Deprem konusunda Kıbrıslı bilim insanlarını dinlemeleri için ya Japon olmamız ya da 50 yılın üzerinde tecrübemiz mi olması gerekiyor? Kendi coğrafyanızda çalışmış olmanız çok önemli. Hocamız Kıbrıs özelinde geçtiğimiz yıl yayınlanan konferans bildirisinde bu konuya değinmiştir. Ancak özellikle Girne konusundaki gözlemleri daha detaylı çalışmalar gerektirmektedir.
"Maraş, Laguna Apartmanı zemininde deprem esnasında sıkıntı yaratabilecek bir kum var ve bina çok kötü durumda"
Maraş’ta Laguna Apartmanı yıkılmak üzere deniyor…
Laguna Apartmanı ile ilgili Bilirkişi Raporu var. Vakıflar İdaresi tarafından apartmanın boşaltılmasına karar verilmiştir. Deprem olduktan sonra bile boşaltılmadı ancak boşaltılmasına yönelik tebligat olduğunu biliyoruz. Çok kiracı var deniyor. Apartmanın zemininde deprem esnasında sıkıntı yaratabilecek bir kum var ve bina çok kötü durumda.

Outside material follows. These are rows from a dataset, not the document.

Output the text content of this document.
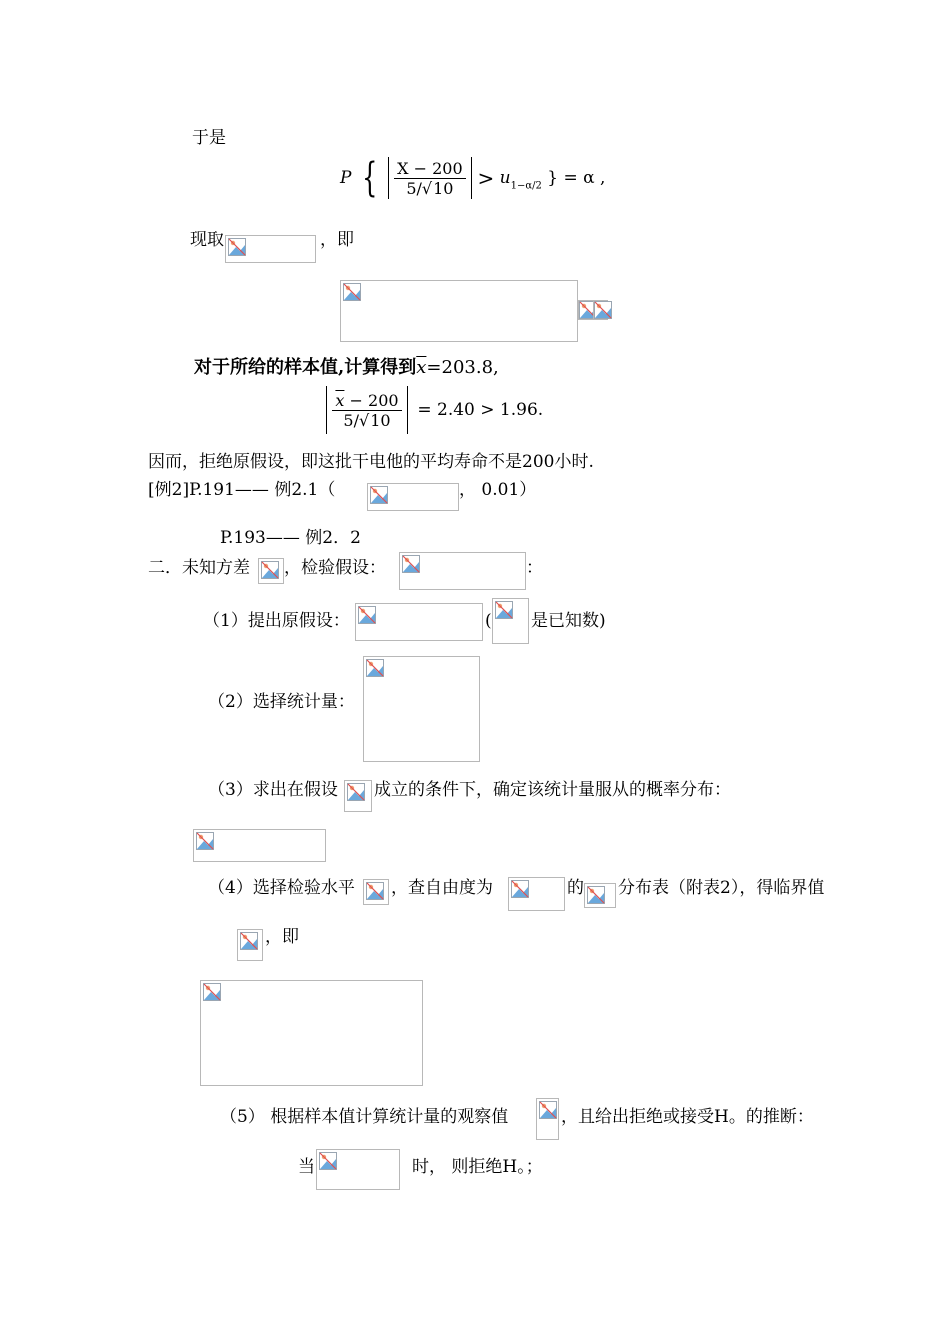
于是
P { $\frac{X - 200}{5/√10} > u_{1-\alpha/2}$ } = α ,
现取	，即
对于所给的样本值,计算得到$\overline{x}=203.8$,

$\frac{\overline{x} - 200}{5/√10} = 2.40 > 1.96$.
因而，拒绝原假设，即这批干电他的平均寿命不是200小时.
[例2]P.191—— 例2.1（	， 0.01）
P.193—— 例2．2
二．未知方差 ，检验假设：	：
（1）提出原假设：	( 是已知数)
（2）选择统计量：
（3）求出在假设 成立的条件下，确定该统计量服从的概率分布：
（4）选择检验水平 ，查自由度为	的 分布表（附表2），得临界值
，即
（5） 根据样本值计算统计量的观察值	，且给出拒绝或接受H。的推断：
当	时， 则拒绝H。；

Girne’de de çok eski, yıkıldı yıkılacak binalarda halen 2’inci ve 3’üncü ülkelerden kiracıların kaldığını görüyoruz…
Biz de duyuyoruz. Bu tür binalarda öncelikle mal sahibi açılan çatlakların kirişler ve kolonlar üzerinde devam ettiğini görüyorsa ciddi bir problemin başladığının farkında olmalıdır. Eğer binanın bir yanında oturma veya kalkma varsa, dışarıdan bakıldığında temelde boşalma varsa sorun başlamış demektir. Long Beach’de bazı binalarda temelde boşalma olduğu görülebilir. 5 senelik binalarda bile boşalma var. Bazıları 10-15 senelik ve onlarda da boşalma var.

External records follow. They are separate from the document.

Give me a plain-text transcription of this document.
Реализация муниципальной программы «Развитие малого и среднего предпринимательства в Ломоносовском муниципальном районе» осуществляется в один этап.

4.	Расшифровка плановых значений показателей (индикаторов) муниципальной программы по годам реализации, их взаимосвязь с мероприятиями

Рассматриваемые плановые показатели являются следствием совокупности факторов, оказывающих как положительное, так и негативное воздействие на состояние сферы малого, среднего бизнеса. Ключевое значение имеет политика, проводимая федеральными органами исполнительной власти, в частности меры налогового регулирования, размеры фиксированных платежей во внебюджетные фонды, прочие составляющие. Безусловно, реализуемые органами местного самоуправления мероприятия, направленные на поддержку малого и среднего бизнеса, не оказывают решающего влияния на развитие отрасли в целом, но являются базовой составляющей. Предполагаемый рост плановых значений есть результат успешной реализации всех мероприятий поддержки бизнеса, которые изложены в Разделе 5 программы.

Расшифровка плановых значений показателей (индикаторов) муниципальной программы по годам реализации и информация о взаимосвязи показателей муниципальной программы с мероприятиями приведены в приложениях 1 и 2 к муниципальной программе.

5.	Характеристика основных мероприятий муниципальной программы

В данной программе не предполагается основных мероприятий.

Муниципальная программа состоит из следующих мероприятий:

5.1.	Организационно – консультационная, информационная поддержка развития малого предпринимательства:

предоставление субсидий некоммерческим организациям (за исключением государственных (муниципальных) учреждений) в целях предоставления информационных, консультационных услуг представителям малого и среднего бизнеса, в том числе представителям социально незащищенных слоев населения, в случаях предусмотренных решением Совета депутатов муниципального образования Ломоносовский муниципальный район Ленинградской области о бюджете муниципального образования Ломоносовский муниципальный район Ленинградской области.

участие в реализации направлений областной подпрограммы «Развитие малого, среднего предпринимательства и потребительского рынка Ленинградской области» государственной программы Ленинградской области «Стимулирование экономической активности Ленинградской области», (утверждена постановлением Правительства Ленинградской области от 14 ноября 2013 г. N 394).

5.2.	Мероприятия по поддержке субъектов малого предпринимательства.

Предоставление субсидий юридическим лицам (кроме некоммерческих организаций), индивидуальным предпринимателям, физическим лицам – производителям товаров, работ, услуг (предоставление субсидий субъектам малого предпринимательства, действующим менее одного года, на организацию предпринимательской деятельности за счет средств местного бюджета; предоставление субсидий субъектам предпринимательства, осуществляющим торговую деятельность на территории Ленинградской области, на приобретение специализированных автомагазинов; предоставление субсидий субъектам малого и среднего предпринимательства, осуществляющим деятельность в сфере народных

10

Bir de işin küresel ısınma boyutu var. Suların yükselmesi nedeniyle sular altında kalacak bölgeler raporlara yansımış durumda…

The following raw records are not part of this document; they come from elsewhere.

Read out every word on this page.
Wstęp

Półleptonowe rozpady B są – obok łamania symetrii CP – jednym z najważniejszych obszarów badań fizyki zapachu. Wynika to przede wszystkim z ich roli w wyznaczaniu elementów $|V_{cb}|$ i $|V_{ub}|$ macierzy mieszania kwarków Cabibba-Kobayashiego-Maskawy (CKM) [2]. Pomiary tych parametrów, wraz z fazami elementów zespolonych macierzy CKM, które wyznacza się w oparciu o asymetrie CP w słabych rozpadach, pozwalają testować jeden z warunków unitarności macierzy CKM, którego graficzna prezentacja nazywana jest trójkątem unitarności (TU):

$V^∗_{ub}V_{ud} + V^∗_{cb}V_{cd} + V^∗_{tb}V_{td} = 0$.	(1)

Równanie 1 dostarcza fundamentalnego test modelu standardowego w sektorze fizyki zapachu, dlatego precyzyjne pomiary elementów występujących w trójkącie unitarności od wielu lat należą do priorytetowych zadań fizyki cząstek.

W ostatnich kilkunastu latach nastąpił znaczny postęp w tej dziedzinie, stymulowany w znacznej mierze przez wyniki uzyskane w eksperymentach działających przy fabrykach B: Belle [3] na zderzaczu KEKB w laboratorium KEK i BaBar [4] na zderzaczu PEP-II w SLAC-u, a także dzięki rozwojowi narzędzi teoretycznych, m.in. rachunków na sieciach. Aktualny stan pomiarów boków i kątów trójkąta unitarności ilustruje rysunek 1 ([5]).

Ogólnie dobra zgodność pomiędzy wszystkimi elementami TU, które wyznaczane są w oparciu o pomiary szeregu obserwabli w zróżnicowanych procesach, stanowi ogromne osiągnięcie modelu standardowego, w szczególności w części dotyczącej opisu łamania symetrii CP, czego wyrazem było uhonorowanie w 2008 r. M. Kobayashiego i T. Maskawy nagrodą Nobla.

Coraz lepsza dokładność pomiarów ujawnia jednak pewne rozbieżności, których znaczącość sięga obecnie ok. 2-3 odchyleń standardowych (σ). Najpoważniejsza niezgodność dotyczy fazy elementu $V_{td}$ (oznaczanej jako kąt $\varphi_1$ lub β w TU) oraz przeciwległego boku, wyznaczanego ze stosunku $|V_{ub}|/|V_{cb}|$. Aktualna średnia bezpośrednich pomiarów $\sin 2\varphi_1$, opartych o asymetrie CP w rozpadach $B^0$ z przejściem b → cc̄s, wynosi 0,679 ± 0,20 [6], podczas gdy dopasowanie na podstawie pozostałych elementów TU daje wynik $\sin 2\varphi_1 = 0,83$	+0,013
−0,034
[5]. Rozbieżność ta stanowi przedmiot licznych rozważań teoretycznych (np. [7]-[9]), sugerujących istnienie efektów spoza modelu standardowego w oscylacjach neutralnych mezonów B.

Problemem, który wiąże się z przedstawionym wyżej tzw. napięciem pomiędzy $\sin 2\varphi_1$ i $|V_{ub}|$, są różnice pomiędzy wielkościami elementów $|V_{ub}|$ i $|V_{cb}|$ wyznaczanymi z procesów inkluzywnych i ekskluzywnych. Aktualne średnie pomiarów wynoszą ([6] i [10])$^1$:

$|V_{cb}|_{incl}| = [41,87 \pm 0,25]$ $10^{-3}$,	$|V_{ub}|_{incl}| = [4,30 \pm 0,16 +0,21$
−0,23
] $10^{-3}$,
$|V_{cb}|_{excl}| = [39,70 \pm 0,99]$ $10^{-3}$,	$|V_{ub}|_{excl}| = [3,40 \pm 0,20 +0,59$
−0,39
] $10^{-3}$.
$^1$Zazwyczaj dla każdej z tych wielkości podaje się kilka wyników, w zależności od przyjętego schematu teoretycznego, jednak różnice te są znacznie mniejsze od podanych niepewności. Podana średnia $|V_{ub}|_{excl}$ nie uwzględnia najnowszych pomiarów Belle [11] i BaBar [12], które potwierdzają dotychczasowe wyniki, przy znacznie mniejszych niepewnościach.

Girne’de sahil boyunda birçok noktada erozyon var ve binalar çatlamış durumdadır. Bunun sebebinin matematiksel olarak ispatı çok zor ancak iklim değişikliği olduğunu düşünüyoruz. Lapta’dan Çatalköy’e kadar 5-6 örnekte hem küresel ısınmanın sebebiyet vereceği deniz suyunun yükselmiş olma durumu hem de aşırı sıcak ve aşırı yağışların artmasından ötürü zeminlerin etkilendiği görülüyor. İklim değişikliği nedeni ile normal döngü bozulmaya başladı. Girne Kalesi’nin yanındaki bir kilisede, Alsancak Özgürlük Anıtı’nda hasarlar tespit ettik ve Deniz Şehitliği ile Girne Kalesi arasında kalan bölgenin yarısı erozyondan dolayı yok oldu. Keza Çatalköy’de birkaç eski villa projesinde, aynı dönemde inşa edilen tüm bu yapılarda binalar çatlamıştır. 1930’larda yapılmış yapılardır bunlar ama son dönemde erozyonun hızlandığını tespit ettik. Bu binaların yaşadığı zararların önlenmesi önceden görülmesi ve tedbir alınması şartıyla mümkündür. Hastalık gibi çok geç kalırsanız artık çok bir şey yapılamaz hale gelebilir.
Yüksek çıkılan yapılar ekstra risklidir diyebilir miyiz?
Evet ama yüksek çıkılan yapıların zemininde gerekli şekilde iyileştirme yapıldıysa sorun yoktur.